6. Why Models Sound Confident Even When They Are Wrong
LLMs do not have a concept of uncertainty.
They do not know:
- When they are guessing
- When information is missing
- When an answer is unreliable
If a sequence of tokens has high probability, it will be generated—even if it is entirely fabricated.
This explains why:
- Hallucinations are confident and well-written
- Wrong answers rarely include hesitation
- “I don’t know” must be explicitly engineered
7. Design Consequences for Production Systems
For engineers, these facts lead to unavoidable conclusions:
- LLMs are not sources of truth They must be grounded via tools, retrieval, or rules.
- Outputs must be constrained and validated Free-form text is dangerous in production.
- Context must be managed deliberately More context is not always better.
- Prompts do not add knowledge They only shape probability distributions.
- LLMs are probabilistic components They must be treated as non-deterministic system parts.
Ignoring these realities leads to fragile systems and expensive failures.

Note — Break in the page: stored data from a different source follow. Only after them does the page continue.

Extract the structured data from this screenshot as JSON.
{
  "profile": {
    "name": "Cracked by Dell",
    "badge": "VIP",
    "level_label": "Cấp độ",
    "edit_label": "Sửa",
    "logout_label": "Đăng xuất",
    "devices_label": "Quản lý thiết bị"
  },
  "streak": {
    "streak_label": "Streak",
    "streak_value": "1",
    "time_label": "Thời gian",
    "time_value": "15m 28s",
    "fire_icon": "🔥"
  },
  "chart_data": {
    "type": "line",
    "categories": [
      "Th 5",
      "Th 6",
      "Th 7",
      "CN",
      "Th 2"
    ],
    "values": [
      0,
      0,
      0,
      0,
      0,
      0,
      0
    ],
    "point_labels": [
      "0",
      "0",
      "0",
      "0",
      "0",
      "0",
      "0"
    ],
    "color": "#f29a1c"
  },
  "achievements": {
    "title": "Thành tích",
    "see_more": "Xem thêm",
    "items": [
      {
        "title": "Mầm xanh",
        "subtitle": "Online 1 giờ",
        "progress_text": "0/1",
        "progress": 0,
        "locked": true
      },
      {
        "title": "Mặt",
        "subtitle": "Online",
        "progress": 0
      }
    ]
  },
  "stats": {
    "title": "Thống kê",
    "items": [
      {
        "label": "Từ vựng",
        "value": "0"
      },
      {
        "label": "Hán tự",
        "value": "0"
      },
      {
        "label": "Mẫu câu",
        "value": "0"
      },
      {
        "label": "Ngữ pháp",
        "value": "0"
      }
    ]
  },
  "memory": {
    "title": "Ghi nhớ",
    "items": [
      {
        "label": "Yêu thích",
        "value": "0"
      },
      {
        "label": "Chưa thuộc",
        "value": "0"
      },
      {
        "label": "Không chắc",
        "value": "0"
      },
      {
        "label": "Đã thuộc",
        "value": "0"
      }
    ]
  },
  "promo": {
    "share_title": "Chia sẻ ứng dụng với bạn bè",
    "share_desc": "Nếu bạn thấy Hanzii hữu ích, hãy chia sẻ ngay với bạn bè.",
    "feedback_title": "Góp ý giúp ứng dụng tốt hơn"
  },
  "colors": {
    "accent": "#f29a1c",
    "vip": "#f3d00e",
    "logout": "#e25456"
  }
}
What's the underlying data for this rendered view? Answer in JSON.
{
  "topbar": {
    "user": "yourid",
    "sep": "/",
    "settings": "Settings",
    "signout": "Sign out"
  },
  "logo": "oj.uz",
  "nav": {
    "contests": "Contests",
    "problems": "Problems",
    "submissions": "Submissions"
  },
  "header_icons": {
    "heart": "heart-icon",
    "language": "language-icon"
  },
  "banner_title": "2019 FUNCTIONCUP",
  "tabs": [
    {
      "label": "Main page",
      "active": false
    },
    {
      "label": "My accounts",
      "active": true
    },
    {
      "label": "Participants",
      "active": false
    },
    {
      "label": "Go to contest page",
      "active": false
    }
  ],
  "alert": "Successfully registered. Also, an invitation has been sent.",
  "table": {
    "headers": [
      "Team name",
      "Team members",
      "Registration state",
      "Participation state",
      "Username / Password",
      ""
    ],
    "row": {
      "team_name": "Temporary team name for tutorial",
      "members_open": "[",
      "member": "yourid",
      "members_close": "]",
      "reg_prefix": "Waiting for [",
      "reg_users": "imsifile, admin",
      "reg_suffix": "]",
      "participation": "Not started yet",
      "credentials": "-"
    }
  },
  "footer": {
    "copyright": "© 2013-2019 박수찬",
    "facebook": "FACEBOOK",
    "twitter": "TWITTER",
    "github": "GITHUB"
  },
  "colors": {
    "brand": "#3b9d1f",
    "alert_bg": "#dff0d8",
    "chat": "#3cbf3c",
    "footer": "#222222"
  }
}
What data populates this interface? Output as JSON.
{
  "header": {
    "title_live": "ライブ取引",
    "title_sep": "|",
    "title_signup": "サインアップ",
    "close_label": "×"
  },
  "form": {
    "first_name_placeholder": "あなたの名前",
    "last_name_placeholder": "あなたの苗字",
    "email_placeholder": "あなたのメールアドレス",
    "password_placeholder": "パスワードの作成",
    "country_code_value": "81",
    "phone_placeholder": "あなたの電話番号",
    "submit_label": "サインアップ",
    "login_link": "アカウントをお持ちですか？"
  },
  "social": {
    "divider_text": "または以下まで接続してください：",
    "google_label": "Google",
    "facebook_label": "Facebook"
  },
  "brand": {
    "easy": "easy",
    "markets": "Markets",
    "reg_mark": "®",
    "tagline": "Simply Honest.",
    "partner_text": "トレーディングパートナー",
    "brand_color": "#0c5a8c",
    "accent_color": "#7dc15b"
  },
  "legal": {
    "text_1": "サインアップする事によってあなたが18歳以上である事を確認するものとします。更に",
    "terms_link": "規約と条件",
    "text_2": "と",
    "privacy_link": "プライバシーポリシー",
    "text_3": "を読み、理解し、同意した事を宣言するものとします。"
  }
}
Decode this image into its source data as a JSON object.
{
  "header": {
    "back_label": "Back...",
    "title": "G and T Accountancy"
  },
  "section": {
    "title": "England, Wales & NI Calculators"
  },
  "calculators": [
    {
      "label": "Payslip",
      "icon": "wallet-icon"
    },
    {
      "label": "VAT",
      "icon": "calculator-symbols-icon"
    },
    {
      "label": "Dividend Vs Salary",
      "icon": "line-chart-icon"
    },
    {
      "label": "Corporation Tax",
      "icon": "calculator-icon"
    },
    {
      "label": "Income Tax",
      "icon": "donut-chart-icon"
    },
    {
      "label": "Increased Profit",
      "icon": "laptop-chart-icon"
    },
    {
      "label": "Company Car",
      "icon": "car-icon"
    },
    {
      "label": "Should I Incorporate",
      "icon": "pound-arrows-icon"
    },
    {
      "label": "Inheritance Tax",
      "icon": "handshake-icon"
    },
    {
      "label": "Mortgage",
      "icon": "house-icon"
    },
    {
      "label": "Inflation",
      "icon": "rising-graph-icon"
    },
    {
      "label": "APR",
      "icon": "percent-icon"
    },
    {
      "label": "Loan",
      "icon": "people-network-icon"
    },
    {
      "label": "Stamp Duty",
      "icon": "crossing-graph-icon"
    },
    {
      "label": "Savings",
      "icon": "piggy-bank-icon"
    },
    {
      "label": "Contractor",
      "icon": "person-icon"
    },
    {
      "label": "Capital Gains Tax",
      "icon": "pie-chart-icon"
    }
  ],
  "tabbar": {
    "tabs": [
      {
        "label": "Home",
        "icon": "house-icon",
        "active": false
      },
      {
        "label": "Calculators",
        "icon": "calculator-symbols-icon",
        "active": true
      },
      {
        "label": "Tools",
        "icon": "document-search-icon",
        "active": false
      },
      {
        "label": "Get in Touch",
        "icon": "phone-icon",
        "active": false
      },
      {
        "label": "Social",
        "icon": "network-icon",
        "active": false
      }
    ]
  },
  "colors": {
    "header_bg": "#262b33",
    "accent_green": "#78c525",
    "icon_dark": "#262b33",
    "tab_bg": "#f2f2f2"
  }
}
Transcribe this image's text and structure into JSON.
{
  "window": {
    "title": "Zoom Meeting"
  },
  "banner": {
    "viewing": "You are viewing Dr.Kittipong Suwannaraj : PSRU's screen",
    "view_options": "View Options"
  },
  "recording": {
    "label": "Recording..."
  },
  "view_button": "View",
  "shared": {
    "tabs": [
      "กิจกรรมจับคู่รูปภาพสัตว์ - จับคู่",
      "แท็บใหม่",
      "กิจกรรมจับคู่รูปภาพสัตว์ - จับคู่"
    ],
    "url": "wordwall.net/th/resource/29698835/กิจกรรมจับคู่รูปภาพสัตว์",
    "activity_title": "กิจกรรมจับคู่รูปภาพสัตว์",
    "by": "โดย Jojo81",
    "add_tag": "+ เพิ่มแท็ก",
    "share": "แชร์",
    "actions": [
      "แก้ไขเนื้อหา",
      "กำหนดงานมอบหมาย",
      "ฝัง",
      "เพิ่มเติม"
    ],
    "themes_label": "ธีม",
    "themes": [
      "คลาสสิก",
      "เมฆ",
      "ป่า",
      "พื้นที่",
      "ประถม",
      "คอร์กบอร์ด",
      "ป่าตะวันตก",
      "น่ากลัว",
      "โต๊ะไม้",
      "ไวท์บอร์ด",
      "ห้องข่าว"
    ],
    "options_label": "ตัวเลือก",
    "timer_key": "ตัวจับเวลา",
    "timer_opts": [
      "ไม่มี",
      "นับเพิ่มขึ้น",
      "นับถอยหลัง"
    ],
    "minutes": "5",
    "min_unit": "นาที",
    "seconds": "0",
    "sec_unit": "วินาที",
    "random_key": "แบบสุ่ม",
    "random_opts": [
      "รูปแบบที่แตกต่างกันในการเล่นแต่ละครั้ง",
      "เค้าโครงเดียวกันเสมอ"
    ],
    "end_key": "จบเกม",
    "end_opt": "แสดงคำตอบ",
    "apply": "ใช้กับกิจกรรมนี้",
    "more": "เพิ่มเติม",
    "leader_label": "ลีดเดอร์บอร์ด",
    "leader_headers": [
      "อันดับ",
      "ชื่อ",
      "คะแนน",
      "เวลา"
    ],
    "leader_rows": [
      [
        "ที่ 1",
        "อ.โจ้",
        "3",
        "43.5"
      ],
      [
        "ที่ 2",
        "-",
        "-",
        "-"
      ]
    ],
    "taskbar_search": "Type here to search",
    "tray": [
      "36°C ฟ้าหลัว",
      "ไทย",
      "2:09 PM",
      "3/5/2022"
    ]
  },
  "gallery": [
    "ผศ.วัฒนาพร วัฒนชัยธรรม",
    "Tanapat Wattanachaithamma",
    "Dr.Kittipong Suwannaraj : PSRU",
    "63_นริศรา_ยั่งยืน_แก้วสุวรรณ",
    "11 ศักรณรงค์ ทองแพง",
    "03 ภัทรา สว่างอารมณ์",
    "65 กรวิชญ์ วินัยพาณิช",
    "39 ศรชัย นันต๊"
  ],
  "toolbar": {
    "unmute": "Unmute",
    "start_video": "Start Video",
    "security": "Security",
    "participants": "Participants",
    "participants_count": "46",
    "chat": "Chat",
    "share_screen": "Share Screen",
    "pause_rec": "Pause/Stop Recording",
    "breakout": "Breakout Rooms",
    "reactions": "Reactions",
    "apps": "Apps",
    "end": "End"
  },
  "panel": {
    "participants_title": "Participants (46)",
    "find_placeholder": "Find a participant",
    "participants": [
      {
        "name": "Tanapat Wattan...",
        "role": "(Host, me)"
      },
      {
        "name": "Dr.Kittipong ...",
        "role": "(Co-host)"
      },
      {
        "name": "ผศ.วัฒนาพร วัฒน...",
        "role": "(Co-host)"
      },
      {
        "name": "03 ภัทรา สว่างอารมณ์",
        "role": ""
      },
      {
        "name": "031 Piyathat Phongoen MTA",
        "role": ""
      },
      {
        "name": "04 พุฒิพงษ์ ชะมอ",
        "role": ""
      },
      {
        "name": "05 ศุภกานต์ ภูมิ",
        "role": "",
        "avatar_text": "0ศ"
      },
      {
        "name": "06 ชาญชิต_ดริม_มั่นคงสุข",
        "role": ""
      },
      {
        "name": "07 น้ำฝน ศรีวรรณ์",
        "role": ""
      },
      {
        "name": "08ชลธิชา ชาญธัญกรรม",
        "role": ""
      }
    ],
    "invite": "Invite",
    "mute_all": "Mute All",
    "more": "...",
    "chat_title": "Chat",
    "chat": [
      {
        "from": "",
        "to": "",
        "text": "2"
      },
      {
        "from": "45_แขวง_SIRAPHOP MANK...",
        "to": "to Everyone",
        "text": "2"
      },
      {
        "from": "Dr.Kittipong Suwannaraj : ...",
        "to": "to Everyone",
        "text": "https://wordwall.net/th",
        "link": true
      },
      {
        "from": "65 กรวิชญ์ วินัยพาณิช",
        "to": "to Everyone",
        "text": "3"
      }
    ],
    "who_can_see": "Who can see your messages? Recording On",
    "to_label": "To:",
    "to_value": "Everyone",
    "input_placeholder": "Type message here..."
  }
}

8. Common Misplaced Expectations
You are likely misusing an LLM if you expect it to:
- Remember information across sessions
- Verify factual correctness on its own
- Replace deterministic business logic
- Be reliable without evaluation or monitoring
LLMs are powerful—but only when their limitations are respected.
Conclusion
Understanding how LLMs work does not reduce their usefulness. It makes them deployable. Every advanced technique—prompting, RAG, agents, evaluation—rests on one foundation:
An LLM predicts tokens based on probability, constrained by context.
If you design with that reality in mind, you will build AI systems that are more robust, predictable, and trustworthy.